The Moodys’ house was ‘open to all the travelling black people who couldn’t find a room or a meal elsewhere’. Lodgers included the Jamaican writer and feminist Una Marson, whose bedroom ‘looked out on to a grass tennis court and the colourful, rose-filled back garden’. She remembered number 164 as:
a comfortable, four-storey property with a middle-floor entrance leading to a small, often cluttered hall, and beyond that, large dining and drawing rooms.

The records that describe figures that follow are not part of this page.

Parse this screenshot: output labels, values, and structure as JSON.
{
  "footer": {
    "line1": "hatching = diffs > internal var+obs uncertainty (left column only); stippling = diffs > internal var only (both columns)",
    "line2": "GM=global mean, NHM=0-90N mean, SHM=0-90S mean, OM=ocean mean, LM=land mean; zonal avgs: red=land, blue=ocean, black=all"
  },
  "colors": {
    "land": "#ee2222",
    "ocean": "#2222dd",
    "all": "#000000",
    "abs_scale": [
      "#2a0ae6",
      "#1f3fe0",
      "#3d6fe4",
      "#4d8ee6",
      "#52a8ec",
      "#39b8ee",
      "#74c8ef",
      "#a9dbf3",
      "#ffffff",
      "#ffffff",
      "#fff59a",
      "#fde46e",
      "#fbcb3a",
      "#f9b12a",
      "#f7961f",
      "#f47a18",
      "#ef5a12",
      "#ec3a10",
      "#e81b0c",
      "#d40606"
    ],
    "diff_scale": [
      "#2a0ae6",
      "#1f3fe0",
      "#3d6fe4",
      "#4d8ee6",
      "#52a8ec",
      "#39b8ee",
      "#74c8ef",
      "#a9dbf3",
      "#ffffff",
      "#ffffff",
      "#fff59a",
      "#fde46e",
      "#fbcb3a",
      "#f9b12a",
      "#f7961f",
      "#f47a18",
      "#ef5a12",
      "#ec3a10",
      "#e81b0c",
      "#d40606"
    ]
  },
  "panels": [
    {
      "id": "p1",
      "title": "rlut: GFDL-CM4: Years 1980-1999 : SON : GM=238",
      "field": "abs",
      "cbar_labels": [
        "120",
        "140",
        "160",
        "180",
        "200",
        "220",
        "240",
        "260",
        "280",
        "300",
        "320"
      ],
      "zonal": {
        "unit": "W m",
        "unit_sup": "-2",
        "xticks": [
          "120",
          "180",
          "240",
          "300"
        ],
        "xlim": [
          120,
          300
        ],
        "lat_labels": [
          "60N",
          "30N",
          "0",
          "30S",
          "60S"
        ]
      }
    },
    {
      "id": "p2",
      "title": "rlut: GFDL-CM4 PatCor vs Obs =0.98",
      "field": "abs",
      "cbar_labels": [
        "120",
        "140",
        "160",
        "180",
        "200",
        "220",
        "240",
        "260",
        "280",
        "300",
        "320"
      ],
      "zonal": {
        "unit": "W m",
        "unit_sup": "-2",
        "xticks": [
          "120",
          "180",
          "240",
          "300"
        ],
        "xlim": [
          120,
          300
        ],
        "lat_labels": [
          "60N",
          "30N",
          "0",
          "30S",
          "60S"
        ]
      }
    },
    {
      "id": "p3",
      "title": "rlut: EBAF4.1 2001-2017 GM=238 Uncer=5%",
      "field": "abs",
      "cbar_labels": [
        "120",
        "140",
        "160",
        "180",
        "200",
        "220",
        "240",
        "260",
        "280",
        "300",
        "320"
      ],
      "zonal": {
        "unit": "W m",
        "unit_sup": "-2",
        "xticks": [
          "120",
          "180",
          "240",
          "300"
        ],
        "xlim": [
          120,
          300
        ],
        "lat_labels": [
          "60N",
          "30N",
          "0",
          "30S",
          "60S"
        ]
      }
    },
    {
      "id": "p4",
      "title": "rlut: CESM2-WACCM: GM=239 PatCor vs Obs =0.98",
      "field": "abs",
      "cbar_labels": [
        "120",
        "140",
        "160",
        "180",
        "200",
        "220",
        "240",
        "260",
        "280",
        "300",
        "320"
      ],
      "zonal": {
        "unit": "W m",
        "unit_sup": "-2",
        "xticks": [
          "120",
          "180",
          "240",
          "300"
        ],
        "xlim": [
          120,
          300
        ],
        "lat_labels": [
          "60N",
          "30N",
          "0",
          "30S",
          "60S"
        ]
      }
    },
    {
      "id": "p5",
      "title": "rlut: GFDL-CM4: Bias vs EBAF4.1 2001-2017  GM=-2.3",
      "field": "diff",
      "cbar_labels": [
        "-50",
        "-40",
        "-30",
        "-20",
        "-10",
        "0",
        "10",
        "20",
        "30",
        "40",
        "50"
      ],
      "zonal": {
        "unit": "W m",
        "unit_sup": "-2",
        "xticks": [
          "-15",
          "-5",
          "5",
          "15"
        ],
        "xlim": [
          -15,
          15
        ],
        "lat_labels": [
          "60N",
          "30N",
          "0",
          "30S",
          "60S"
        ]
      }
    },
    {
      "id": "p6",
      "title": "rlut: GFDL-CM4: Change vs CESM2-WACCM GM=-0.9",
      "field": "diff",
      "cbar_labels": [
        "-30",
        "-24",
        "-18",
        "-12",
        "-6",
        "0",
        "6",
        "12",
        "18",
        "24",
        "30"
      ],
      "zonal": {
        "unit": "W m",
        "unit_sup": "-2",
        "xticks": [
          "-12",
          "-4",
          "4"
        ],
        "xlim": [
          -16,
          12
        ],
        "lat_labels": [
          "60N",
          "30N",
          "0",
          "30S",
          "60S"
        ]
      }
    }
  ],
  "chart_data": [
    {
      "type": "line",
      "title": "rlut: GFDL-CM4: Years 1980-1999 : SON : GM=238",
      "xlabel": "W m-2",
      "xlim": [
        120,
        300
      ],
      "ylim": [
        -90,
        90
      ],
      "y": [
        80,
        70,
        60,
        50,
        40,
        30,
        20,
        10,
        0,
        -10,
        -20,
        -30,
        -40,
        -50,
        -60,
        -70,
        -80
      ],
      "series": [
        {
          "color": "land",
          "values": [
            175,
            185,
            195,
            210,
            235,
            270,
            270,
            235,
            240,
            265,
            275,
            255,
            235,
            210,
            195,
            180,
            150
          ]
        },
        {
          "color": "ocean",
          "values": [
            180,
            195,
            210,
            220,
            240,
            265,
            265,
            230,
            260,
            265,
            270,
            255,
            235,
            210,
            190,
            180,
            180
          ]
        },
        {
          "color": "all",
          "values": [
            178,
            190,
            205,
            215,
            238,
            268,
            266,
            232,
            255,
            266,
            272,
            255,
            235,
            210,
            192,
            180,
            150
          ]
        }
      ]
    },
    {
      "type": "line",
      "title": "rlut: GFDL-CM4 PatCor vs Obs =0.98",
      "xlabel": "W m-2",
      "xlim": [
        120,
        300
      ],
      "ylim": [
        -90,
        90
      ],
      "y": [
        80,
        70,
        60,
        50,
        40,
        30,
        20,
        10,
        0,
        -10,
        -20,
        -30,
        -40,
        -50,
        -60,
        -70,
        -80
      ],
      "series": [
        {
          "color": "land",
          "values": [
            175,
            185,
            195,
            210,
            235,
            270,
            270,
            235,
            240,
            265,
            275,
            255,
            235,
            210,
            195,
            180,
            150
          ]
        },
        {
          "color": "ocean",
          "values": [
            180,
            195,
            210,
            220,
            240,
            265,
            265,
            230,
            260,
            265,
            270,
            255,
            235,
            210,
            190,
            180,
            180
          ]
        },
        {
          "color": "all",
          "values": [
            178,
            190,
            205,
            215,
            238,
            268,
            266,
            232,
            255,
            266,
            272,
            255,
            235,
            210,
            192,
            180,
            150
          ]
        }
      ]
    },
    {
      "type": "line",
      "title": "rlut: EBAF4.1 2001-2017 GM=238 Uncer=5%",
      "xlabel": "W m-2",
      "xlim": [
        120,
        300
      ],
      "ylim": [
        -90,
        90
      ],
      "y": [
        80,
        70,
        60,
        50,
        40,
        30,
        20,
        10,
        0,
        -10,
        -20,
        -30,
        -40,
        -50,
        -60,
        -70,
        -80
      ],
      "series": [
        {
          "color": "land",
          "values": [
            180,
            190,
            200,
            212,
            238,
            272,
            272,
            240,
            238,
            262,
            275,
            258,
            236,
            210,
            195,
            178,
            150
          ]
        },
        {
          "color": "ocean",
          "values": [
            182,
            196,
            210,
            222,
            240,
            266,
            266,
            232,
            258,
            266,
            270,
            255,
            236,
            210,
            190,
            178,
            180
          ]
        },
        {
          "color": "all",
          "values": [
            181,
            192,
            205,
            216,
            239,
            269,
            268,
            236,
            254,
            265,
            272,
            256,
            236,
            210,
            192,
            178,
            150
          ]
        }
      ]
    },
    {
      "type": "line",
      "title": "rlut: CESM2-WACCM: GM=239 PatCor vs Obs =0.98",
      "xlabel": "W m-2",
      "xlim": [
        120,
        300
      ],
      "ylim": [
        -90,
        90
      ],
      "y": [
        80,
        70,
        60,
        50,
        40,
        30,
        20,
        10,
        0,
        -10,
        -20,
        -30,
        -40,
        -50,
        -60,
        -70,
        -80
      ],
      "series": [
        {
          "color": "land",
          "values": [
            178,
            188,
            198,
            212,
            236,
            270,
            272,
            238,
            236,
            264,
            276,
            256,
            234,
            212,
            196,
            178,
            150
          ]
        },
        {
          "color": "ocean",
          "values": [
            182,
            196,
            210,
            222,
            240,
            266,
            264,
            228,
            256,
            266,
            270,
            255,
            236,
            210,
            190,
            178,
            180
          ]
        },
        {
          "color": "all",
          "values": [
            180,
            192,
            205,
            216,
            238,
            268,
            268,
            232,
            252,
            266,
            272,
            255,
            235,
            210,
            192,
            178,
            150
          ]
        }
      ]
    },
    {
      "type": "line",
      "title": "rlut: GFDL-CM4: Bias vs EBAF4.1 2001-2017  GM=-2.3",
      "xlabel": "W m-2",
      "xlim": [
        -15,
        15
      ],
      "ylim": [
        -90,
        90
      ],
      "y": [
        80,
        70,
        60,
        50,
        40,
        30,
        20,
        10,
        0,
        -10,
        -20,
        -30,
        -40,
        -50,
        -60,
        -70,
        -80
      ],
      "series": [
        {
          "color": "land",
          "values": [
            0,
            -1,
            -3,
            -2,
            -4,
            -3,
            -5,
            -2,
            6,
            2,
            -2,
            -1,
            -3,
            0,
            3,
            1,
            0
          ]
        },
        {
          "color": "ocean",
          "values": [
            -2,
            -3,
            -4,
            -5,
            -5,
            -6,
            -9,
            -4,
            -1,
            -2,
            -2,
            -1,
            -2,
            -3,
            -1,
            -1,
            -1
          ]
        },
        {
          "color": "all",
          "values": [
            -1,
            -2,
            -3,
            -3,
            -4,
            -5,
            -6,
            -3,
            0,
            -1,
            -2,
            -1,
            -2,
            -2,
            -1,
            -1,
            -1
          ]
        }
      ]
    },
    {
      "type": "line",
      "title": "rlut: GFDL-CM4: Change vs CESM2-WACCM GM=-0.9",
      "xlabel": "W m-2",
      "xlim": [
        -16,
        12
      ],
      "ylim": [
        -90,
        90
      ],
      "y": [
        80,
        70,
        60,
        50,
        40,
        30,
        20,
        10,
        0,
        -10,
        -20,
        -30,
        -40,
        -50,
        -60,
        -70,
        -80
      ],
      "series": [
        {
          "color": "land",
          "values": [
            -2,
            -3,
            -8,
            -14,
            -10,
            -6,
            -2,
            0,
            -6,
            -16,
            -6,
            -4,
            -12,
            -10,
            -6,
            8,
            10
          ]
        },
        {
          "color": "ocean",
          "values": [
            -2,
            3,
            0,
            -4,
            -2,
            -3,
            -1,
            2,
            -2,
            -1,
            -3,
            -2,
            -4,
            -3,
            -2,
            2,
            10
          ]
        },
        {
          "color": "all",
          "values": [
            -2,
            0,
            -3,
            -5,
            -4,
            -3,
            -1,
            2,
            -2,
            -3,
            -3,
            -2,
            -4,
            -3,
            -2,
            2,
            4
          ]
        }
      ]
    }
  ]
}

THE LEAGUE OF COLOURED PEOPLES
From number 164 Moody ran the League of Coloured Peoples, which he founded in 1931. His work for the organisation involved publishing a newsletter, The Keys, and lobbying trade unions, the Civil Service and Parliament for the improvement of race relations.
Moody fought for causes including employment rights for black merchant seamen, fair pay for the Trinidadian oil workers and the lifting of the implicit colour bar in the British Armed Forces that had prevented the appointment of black officers. His influence reached its zenith in 1943, when he was appointed to a government advisory committee on the welfare of non-Europeans. A devout Congregationalist Christian, he also took the chair of the London Missionary Society that year.
The League of Coloured Peoples did not long survive the death of the charismatic Moody, and it closed in the early 1950s.